Kainan tersenyum lebar, mengulurkan tangannya untuk mengusap lembut wajah Arunika hingga ke rahangnya, menunjukkan kasih sayang yang tulus.
“Katanya, kamu mau memberikan semua yang aku mau,” Kainan menjeda ucapannya, matanya berkilau penuh harap. “Dan inilah yang aku mau.”
Dengan lembut, Kainan mencengkram rahang Arunika, membuatnya hampir kehabisan napas.
“I-iyaa, s-sayangg. Oke, aku akan ikut minum,” jawab Arunika dengan nada terbata-bata, napasnya terasa terbatas di antara cengkraman Kainan.
Kainan melepaskan genggamannya, merasa puas. Ia segera membuka botol minuman itu dan menyerahkannya kepada Arunika.
“Oke, come on, minumlah, sayang.”
Arunika menatap sejenak Kainan, melihat sinar di matanya. Dengan ragu, ia mengambil botol yang diberikan dan mulai meminum isinya.
“Good girl, sayang,” puji Kainan, merasa senang. Ia menepuk-nepuk kepala Arunika dengan penuh bangga, senyumnya merekah seperti mentari pagi.
“Kalau kamu penurut kayak gini, aku jadi semakin sayang kamu,” ujarnya sambil membuka botol minuman lain, meneguk setiap tetesnya dengan semangat.
Tak lama berselang, efek dari wine yang melimpah mulai menguasai kesadaran mereka. Arunika, yang sudah teler, membaringkan tubuhnya di atas sofa dengan lemah, menikmati kedamaian yang melingkupinya. Sementara itu, Kainan tersenyum, memandangi Arunika yang terlelap dalam keheningan.
Di matanya, Arunika tampak begitu rentan, telanjang dan memikat, membangkitkan gelora dalam dirinya. Hormon testosteron mengalir deras, menciptakan campuran antara keinginan untuk melindungi dan ketertarikan yang mendalam.
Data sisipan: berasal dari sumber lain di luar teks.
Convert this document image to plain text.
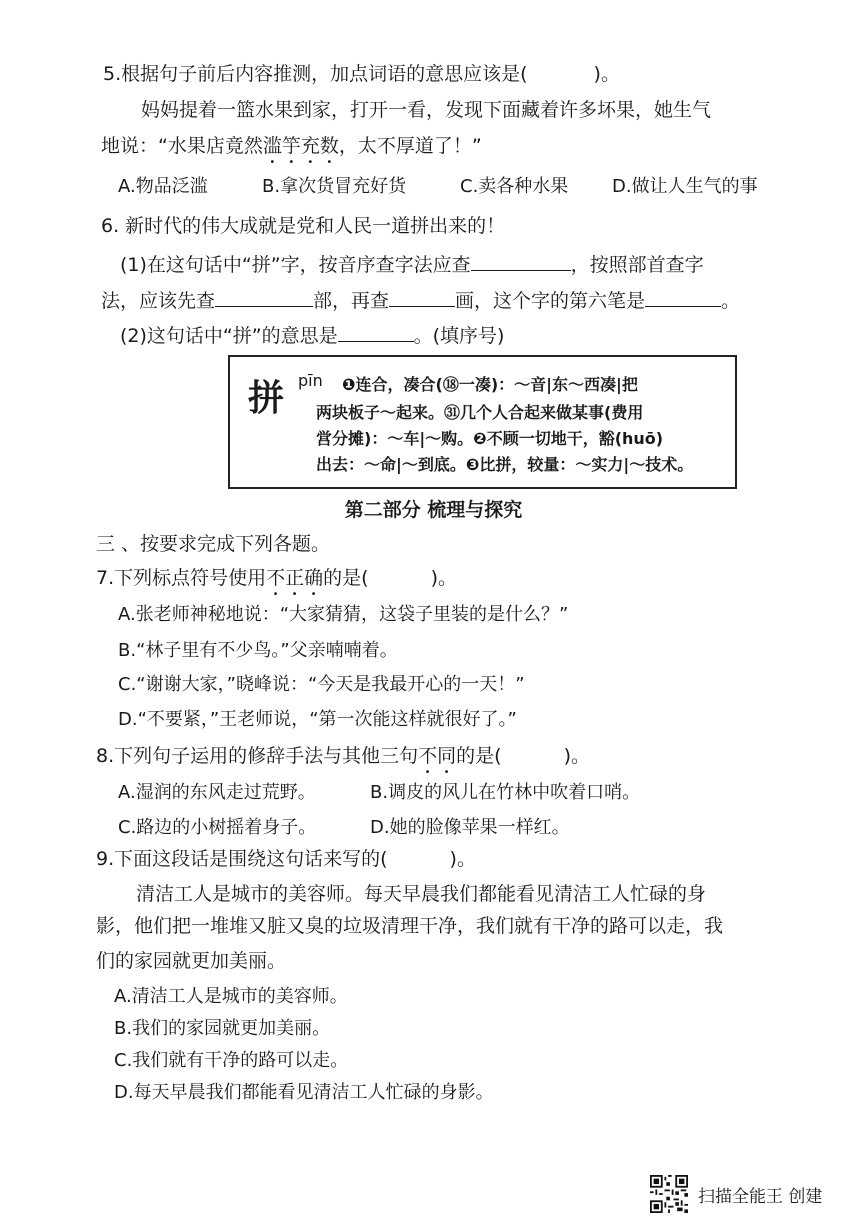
5.根据句子前后内容推测，加点词语的意思应该是(	)。
妈妈提着一篮水果到家，打开一看，发现下面藏着许多坏果，她生气
地说：“水果店竟然滥竽充数，太不厚道了！”
A.物品泛滥	B.拿次货冒充好货	C.卖各种水果 D.做让人生气的事
6. 新时代的伟大成就是党和人民一道拼出来的！
(1)在这句话中“拼”字，按音序查字法应查	，按照部首查字
法，应该先查	部，再查	画，这个字的第六笔是	。
(2)这句话中“拼”的意思是	。(填序号)
拼 pīn ❶连合，凑合(⑱一凑)：～音|东～西凑|把
两块板子～起来。㉛几个人合起来做某事(费用
営分摊)：～车|～购。❷不顾一切地干，豁(huō)
出去：～命|～到底。❸比拼，较量：～实力|～技术。
第二部分 梳理与探究
三 、按要求完成下列各题。
7.下列标点符号使用不正确的是(	)。
A.张老师神秘地说：“大家猜猜，这袋子里装的是什么？”
B.“林子里有不少鸟。”父亲喃喃着。
C.“谢谢大家，”晓峰说：“今天是我最开心的一天！”
D.“不要紧，”王老师说，“第一次能这样就很好了。”
8.下列句子运用的修辞手法与其他三句不同的是(	)。
A.湿润的东风走过荒野。	B.调皮的风儿在竹林中吹着口哨。
C.路边的小树摇着身子。	D.她的脸像苹果一样红。
9.下面这段话是围绕这句话来写的(	)。
清洁工人是城市的美容师。每天早晨我们都能看见清洁工人忙碌的身
影，他们把一堆堆又脏又臭的垃圾清理干净，我们就有干净的路可以走，我
们的家园就更加美丽。
A.清洁工人是城市的美容师。
B.我们的家园就更加美丽。
C.我们就有干净的路可以走。
D.每天早晨我们都能看见清洁工人忙碌的身影。
扫描全能王 创建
Momen itu dipenuhi dengan keindahan yang tak terlukiskan, menjalin hubungan yang penuh warna antara keduanya.
“S-sayang?” Kainan beranjak dari tempat duduknya, lalu duduk dengan lembut di atas kaki Arunika. “Kamu sayang aku gaa?” bisiknya, mendekatkan wajahnya ke telinga Arunika yang setengah terpejam.
Arunika membuka matanya sedikit, senyuman tulus menghiasi wajahnya saat melihat Kainan di hadapannya. “Sayang,” jawabnya lembut.
“Aku bahkan rela memberikan apapun demi kamu,” lanjut Arunika, suaranya bergetar penuh perasaan. Ia mendesah lembut saat Kainan menekan tubuhnya dengan badan besarnya, menciptakan kedekatan yang penuh kehangatan. Momen itu mengalir dalam suasana intim, mengikat keduanya dalam ikatan kasih yang mendalam.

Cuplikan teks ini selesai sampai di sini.